3) The US (our primary market) Cell phone carrier's Data Networks are starting to become mature enough (and reasonably priced) to rely on (at least in the Cities we are planning on deploying this product).

So, this is our current thinking for now.

Future compatibility is really paramount. We don't want to have to do a re-write of our Web Service because XYZ platform does not implement SOAP in just the right way to work with a ASMX Web Services (I have had alot of incompatibilities with KSOAP in JavaME for example). WCF with Data Contracts and Bindings seemed like the ticket home, especially with REST and .NET 3.5. In Theory we should be able to go SOAP 1.2 and use any library framework that claims it supports it. But on Mobile platforms this seems problamatic using a Microsoft solution.

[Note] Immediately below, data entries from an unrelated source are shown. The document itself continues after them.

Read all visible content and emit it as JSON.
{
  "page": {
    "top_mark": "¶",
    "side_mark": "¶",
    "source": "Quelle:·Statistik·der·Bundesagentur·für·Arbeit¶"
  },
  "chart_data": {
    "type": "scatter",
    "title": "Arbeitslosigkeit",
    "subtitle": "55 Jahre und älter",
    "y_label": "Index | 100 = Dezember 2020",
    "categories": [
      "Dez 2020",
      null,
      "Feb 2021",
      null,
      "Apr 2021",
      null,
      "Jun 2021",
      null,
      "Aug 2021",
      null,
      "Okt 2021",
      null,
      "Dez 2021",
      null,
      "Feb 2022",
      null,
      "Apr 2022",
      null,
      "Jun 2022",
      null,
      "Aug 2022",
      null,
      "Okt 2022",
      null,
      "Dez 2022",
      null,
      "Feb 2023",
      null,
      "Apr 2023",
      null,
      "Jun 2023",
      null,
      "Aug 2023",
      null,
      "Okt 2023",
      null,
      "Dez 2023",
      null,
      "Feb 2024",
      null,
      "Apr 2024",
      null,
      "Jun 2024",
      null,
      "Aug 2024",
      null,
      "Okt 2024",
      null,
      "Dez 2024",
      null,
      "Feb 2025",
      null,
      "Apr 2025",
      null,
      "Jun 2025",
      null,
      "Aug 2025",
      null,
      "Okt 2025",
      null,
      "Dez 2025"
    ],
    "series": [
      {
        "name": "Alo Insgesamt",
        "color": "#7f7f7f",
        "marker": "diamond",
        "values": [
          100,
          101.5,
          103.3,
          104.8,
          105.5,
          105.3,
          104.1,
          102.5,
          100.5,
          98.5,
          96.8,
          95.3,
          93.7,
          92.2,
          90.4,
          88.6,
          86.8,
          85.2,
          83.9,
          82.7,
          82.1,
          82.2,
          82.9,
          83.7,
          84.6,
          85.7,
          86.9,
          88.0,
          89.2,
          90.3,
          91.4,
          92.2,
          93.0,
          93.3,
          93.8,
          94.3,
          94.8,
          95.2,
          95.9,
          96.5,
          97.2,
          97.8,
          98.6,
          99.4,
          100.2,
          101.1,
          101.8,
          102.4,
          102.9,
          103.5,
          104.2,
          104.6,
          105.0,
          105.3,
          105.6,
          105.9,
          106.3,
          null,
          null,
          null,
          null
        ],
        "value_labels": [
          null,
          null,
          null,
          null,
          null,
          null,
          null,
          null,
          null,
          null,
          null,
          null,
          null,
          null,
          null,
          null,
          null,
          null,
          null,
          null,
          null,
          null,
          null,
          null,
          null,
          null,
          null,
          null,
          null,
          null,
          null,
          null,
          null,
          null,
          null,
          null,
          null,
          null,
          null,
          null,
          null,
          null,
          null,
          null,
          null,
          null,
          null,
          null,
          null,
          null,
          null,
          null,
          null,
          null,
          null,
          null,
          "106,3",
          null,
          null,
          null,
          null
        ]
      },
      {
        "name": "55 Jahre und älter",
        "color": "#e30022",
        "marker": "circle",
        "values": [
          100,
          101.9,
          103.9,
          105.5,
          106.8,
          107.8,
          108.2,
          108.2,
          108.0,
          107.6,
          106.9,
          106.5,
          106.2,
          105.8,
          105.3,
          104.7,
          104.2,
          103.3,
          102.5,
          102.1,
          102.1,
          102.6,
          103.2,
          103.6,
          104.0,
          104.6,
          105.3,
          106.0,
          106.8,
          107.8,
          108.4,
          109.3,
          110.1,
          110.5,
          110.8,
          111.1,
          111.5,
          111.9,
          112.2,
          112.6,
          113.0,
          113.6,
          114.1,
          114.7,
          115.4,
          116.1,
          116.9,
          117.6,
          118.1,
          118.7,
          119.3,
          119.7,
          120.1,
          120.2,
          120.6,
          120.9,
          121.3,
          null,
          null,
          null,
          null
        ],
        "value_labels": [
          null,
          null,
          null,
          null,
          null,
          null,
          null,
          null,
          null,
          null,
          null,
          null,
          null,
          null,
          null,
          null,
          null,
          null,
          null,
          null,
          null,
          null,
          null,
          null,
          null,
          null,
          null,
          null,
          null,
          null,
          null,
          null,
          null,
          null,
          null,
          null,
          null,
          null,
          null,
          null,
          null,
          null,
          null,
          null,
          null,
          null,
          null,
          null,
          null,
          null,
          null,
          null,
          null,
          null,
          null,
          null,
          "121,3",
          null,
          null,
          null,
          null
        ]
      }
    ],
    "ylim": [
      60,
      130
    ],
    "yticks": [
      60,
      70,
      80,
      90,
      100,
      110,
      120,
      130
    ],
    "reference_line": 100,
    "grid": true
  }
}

RockfordLhotka replied on Friday, July 11, 2008

If you assume the “Connected” model, then (in my view) the best architectural model to pursue is an SOA model.

 

In that case you are building two separate applications that interact with each other.

 

You are writing one application that runs on the server, and which has an message-based “UI”, where the messages are XML.

 

And you are writing a separate application that runs on the device, and which uses XML messages as a data access layer to some external data source (which is, of course, your server application).

 

It is critical to remember that these are separate applications. As soon as either one starts making assumptions about the other one, then you are in trouble, because you lose the ability to independently version either side, which will seriously harm your overall maintainability.

 

This also means that your server-side app has to have a very good versioning strategy. You need to be able to create new versions of the server app over time, while still hosting and running the previous versions. With a mobile app this is even more important, because it is often very difficult to get people to update their mobile installs in a timely manner.

 

To bring this back to CSLA, it is quite realistic to think that you’d create the server-side app using CSLA. This is similar to what I do in Chapter 11 – but you need to be very careful in designing your XML “UI” so it is message-based, forward-looking and versionable.

 

In my view, your service methods should have only two possible method signatures – EVER:

 

1.       void DoSomething(RequestType arg)

2.       ResponseType DoSomething(RequestType arg)

 

RequestType and ResponseType are DataContract types that define the request and response objects. Ideally you’d also define FaultException attributes on your service methods.

 

The end result is that your service interface is defined as a set of operations (service methods). And each operation is defined as one-way or two-way (choose a method signature), with the following properties:

 

1.       Operation name

2.       DataContract for request

3.       DataContract for response (if two-way)

4.       DataContract for any FaultContract attributes

 

This will get you a long way toward having a maintainable message-based interface. From here, you can read Greggor Hohpe’s book on enterprise messaging patterns and get all sorts of good ideas J

 

 

On the client you may or may not choose to use something like CSLA. Certainly I’m designing CSLA Light to enable this model (as one option) for Silverlight – where a client-only application can be created, and the DataPortal_XYZ methods (on the client) can interact with a message-based (async) server interface. The same basic concept should work well in the mobile environment as well.

 

But it may be hard to get parity between that sort of client app and a non-.NET one, because you’d have to port CSLA CE to Java (or whatever). You have to evaluate whether it is worth that investment.

 

Rocky

GlennMiller replied on Friday, July 11, 2008

Thanks! This is alot of good information to keep in mind.